Blood mononuclear cells (MNc) were isolated from healthy
volunteers. Results: HSCs exposed to M-tropic gp120 (CN54) showed a time-dependent up-regulation of Pycard, NALP3, Caspase-1 and IL-1 β. ELISA showed increased levels of mature IL-1 β in the supernatants of gp120-stimulated cell. Pre-incubation of HSC with neutralizing anti-CCR5 antibody reduced gp120-mediated IL-1 β production, showing that this receptor is required for activation of the inflammasome complex by gp120. Similar results were obtained in MNc, where a CCR5 receptor antagonist blocked inflammasome activation and IL-1 β production. gp120 was buy Adriamycin found to modulate the expression of different miRNAs, and in particular to down-regulate mir29b in HSC. Transfection of a miR-29b
mimic in HSC blocked the ability of gp120 to induce procollagen-1 expression, α-SMAand TGF-β, while didn’t affect IL-1b induction. Conclusions: These data indicate that at least two pathways mediate the effects of gp120 on monuclear cells and activated HSC. Inflammasome activation through engagement of CCR5 contributes X-396 molecular weight to proinflamatory actions, whereas down-regulation of miR-29b regulates expression of procollagen-1, alpha-SMA and TGF-β. Disclosures: Andrea Cappon – Grant/Research Support: ViiV Fabio Marra – Advisory Committees or Review Panels: Abbott; Consulting: Bayer Healthcare; Grant/Research Support: ViiV The following people have nothing to disclose: Raffaele Bruno, Sandra Gessani, Andrea Masotti Introduction: We have already shown an important role of TLR-dependent formed Thromboxane (TX) for portal hypertension in cirrhosis in previous work (including Steib CJ et al., Hepatology 2010). Aim of the present study was to determine, which liver cells play a relevant role for TX-production and which TLR are involved in this process. Methods: KC and SEC were isolated from mouse livers (male C57/Bl6) and stimulated Clomifene over 24h with various TLR-agonists (Pam3CSK4 [TLR 1/2] 0,1g/ml; HKLM [TLR 2] 10e8 cells/ml; Poly (I:C) [TLR 3] 10ng/ ml; LPS-EK [TLR
4] 10ng/ml; ST-FLA [TLR 5] 10ng/ml; FSL-1 [TLR 6/2] 1ng/ml; ssRNA40 [TLR 7] 0,25μg/ml; ODN1826 [TLR 9] 5liM; n=6 each). Thromboxane B2 (TXB2) efflux before and after stimulation into the cell media was measured by ELISA (mean±SD, *p<0.05).
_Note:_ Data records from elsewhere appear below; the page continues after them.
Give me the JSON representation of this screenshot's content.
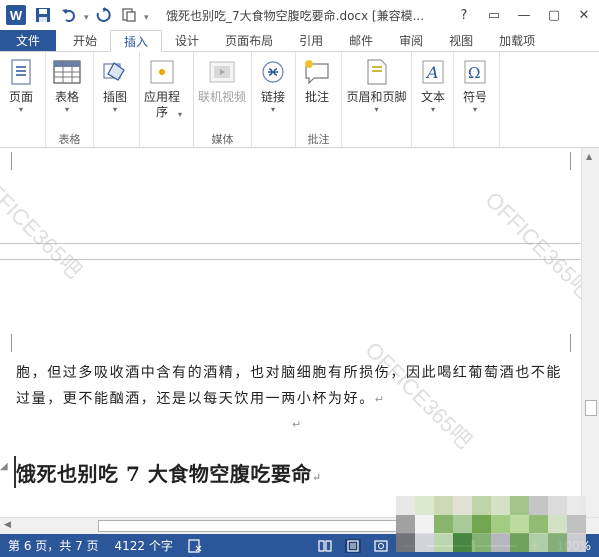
{
  "title_bar": {
    "app_icon": "word-icon",
    "app_letter": "W",
    "document_title": "饿死也别吃_7大食物空腹吃要命.docx [兼容模...",
    "window_buttons": [
      "?",
      "▭",
      "—",
      "▢",
      "✕"
    ]
  },
  "tabs": [
    {
      "label": "文件",
      "active": false,
      "file": true
    },
    {
      "label": "开始",
      "active": false
    },
    {
      "label": "插入",
      "active": true
    },
    {
      "label": "设计",
      "active": false
    },
    {
      "label": "页面布局",
      "active": false
    },
    {
      "label": "引用",
      "active": false
    },
    {
      "label": "邮件",
      "active": false
    },
    {
      "label": "审阅",
      "active": false
    },
    {
      "label": "视图",
      "active": false
    },
    {
      "label": "加载项",
      "active": false
    }
  ],
  "ribbon": {
    "groups": [
      {
        "label": "",
        "buttons": [
          {
            "label": "页面",
            "icon": "page-icon",
            "enabled": true
          }
        ]
      },
      {
        "label": "表格",
        "buttons": [
          {
            "label": "表格",
            "icon": "table-icon",
            "enabled": true
          }
        ]
      },
      {
        "label": "",
        "buttons": [
          {
            "label": "插图",
            "icon": "illustration-icon",
            "enabled": true
          }
        ]
      },
      {
        "label": "",
        "buttons": [
          {
            "label": "应用程\n序",
            "icon": "apps-icon",
            "enabled": true
          }
        ]
      },
      {
        "label": "媒体",
        "buttons": [
          {
            "label": "联机视频",
            "icon": "video-icon",
            "enabled": false
          }
        ]
      },
      {
        "label": "",
        "buttons": [
          {
            "label": "链接",
            "icon": "link-icon",
            "enabled": true
          }
        ]
      },
      {
        "label": "批注",
        "buttons": [
          {
            "label": "批注",
            "icon": "comment-icon",
            "enabled": true
          }
        ]
      },
      {
        "label": "",
        "buttons": [
          {
            "label": "页眉和页脚",
            "icon": "header-footer-icon",
            "enabled": true
          }
        ]
      },
      {
        "label": "",
        "buttons": [
          {
            "label": "文本",
            "icon": "text-icon",
            "enabled": true
          }
        ]
      },
      {
        "label": "",
        "buttons": [
          {
            "label": "符号",
            "icon": "symbol-icon",
            "enabled": true
          }
        ]
      }
    ]
  },
  "document": {
    "body_paragraph": "胞，但过多吸收酒中含有的酒精，也对脑细胞有所损伤，因此喝红葡萄酒也不能过量，更不能酗酒，还是以每天饮用一两小杯为好。",
    "paragraph_mark": "↵",
    "heading": "饿死也别吃 7 大食物空腹吃要命",
    "watermark": "OFFICE365吧"
  },
  "status_bar": {
    "page_info": "第 6 页，共 7 页",
    "word_count": "4122 个字",
    "zoom": "100%",
    "zoom_level_percent": 100
  },
  "colors": {
    "accent": "#2b579a",
    "status_bg": "#2b579a"
  }
}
Results: TXB2-efflux (before stimulation vs. after stimulation in pg/ml) is shown in table 1. Conclusion: The activation of TLR 2, 4, 5, 2/6, and 9 on isolated KC of healthy livers lead to a significant production of vasoconstrictive effective TXB2, whereas the activation of SEC through TLR 1/2, 3, 4, 6, 7 and 9 led to a decrease of TXB2 production. Our findings provide an important basis to identify relevant early stage microbial products for the formation of TXB2 in the future and to develop targeted strategies to prevent complications of portal hypertension. *p<0.05 Disclosures: The following people have nothing to disclose: Julia Schewe, Lisa Selzner, Ingrid Liss, Burkhard Goke, Alexander L. Gerbes, Christian J.